José Antonio Milagre *
Emily Lucila de Oliveira **

O Home Office, intensificado na pandemia de COVID-19, e mantido por muitas empresas, é cada vez mais utilizado no Brasil e no mundo. A modalidade permite que o empregado desenvolva suas atividades fora do ambiente da empresa. Surge uma classe de “trabalhadores digitais” ou online, prestando serviços para inúmeras empresas, sem, contudo, muitas vezes, existirem regras claras sobre como será esta prestação de serviços, ou mesmo orientações e códigos ligados a segurança da informação e dados pessoais.

Nos termos do art. 74-A-E da Consolidação das Leis do Trabalho (CLT):

Considera-se teletrabalho a prestação de serviços preponderantemente fora das dependências do empregador, com a utilização de tecnologias de informação e de comunicação que, por sua natureza, não se constituam como trabalho externo.

Parágrafo único. O comparecimento às dependências do empregador para a realização de atividades específicas que exijam a presença do empregado no estabelecimento não descaracteriza o regime de teletrabalho.

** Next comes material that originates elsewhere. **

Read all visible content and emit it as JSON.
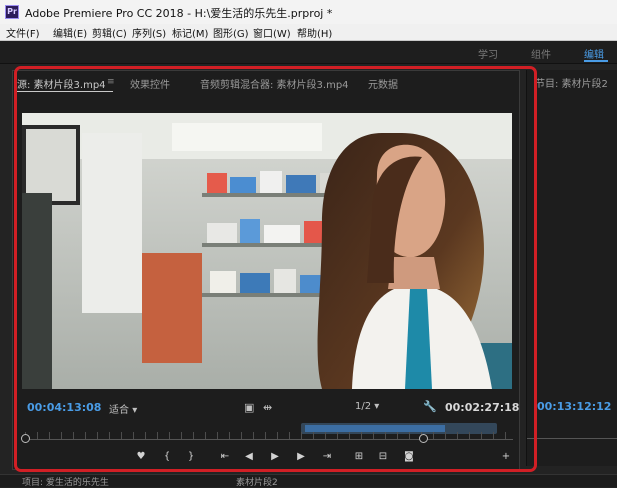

Muitos negócios iniciaram a modalidade de trabalho online, sem se atentarem para as alterações contratuais e aditivos necessários, que estabeleceriam direitos e responsabilidades, fazendo com que o empregado atue em ambiente de incertezas acerca de regras, horas extras, cuidados com segurança, uso de dispositivos pessoais para fins de trabalho, dentre outros.

De se destacar que nos termos do art. 62 da CLT, não é mais necessário controle de jornada e a empresa não é obrigada a pagar horas extras, podendo ocorrer acordos nestas situações que considerem a produtividade e não a jornada. De outra ordem, nada impede o pagamento de horas extras e o controle por meio de softwares especializados. Conforme Jurisprudência:

DO INTERVALO INTRAJORNADA

Alega o autor que não usufruía de intervalo intrajornada e pede a condenação da ré ao pagamento de horas extras equivalente a 15 minutos por dia de trabalho até 23.03.2020, quando passou a trabalhar “home office”.

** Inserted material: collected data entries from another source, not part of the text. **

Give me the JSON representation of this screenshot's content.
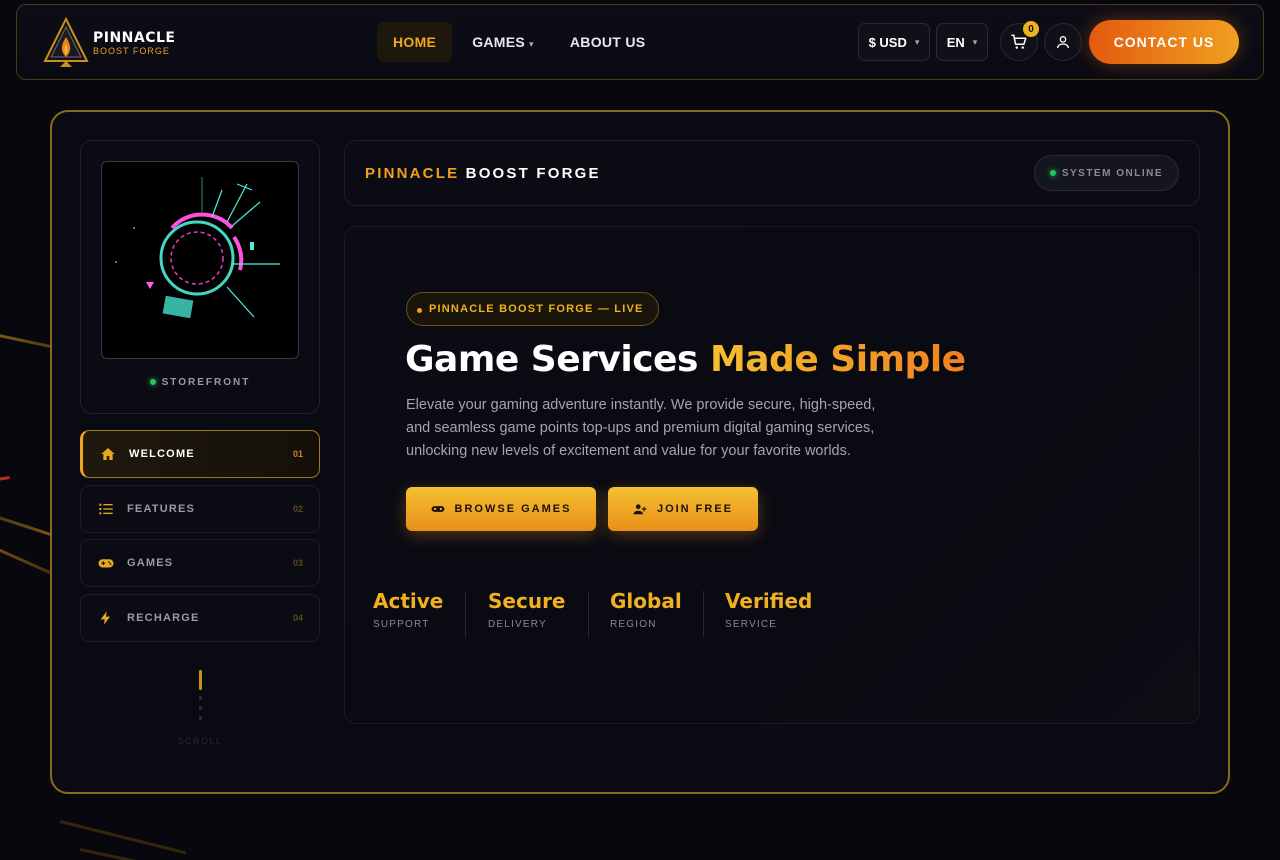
{
  "brand": {
    "name_line1": "PINNACLE",
    "name_line2": "BOOST FORGE"
  },
  "nav": {
    "items": [
      {
        "label": "HOME",
        "active": true
      },
      {
        "label": "GAMES",
        "active": false,
        "dropdown": true
      },
      {
        "label": "ABOUT US",
        "active": false
      }
    ]
  },
  "header": {
    "currency": "$ USD",
    "language": "EN",
    "cart_count": "0",
    "contact_label": "CONTACT US"
  },
  "sidebar": {
    "store_label": "STOREFRONT",
    "items": [
      {
        "label": "WELCOME",
        "num": "01",
        "icon": "home-icon",
        "active": true
      },
      {
        "label": "FEATURES",
        "num": "02",
        "icon": "list-icon",
        "active": false
      },
      {
        "label": "GAMES",
        "num": "03",
        "icon": "gamepad-icon",
        "active": false
      },
      {
        "label": "RECHARGE",
        "num": "04",
        "icon": "bolt-icon",
        "active": false
      }
    ],
    "scroll_label": "SCROLL"
  },
  "title_bar": {
    "title_accent": "PINNACLE",
    "title_rest": "BOOST FORGE",
    "status": "SYSTEM ONLINE"
  },
  "hero": {
    "pill": "PINNACLE BOOST FORGE — LIVE",
    "title_plain": "Game Services ",
    "title_highlight": "Made Simple",
    "description": "Elevate your gaming adventure instantly. We provide secure, high-speed, and seamless game points top-ups and premium digital gaming services, unlocking new levels of excitement and value for your favorite worlds.",
    "browse_label": "BROWSE GAMES",
    "join_label": "JOIN FREE",
    "stats": [
      {
        "value": "Active",
        "label": "SUPPORT"
      },
      {
        "value": "Secure",
        "label": "DELIVERY"
      },
      {
        "value": "Global",
        "label": "REGION"
      },
      {
        "value": "Verified",
        "label": "SERVICE"
      }
    ]
  },
  "colors": {
    "accent": "#f0a81c",
    "accent_orange": "#f08020",
    "online": "#22c55e",
    "background": "#07070d"
  }
}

A ré aduz que não havia fiscalização do horário e que o intervalo para descanso e refeição ficava a cargo do autor, sendo que lhe foi sempre garantido pelo menos 01h.

A reclamada não apresentou documentação idônea, apta a demonstrar o correto registro da jornada de trabalho do reclamante, pelo que resta invertido o ônus da prova, nos termos da Súmula 338 do c. TST, cabendo à reclamada demonstrar o exercício de jornada diferente da constante na inicial, sob pena de prevalecer o que foi afirmado pelo obreiro.

Em audiência, o preposto da ré disse não saber de que horas até que horas o reclamante trabalhava.

Ante o exposto, é procedente o pedido de condenação da reclamada ao pagamento, de natureza indenizatória, de 15 minutos extras, com acréscimo de 50% sobre o valor da hora normal de trabalho, entre 09.09.2019 e 23.03.2020, conforme vier a ser apurado em liquidação de sentença.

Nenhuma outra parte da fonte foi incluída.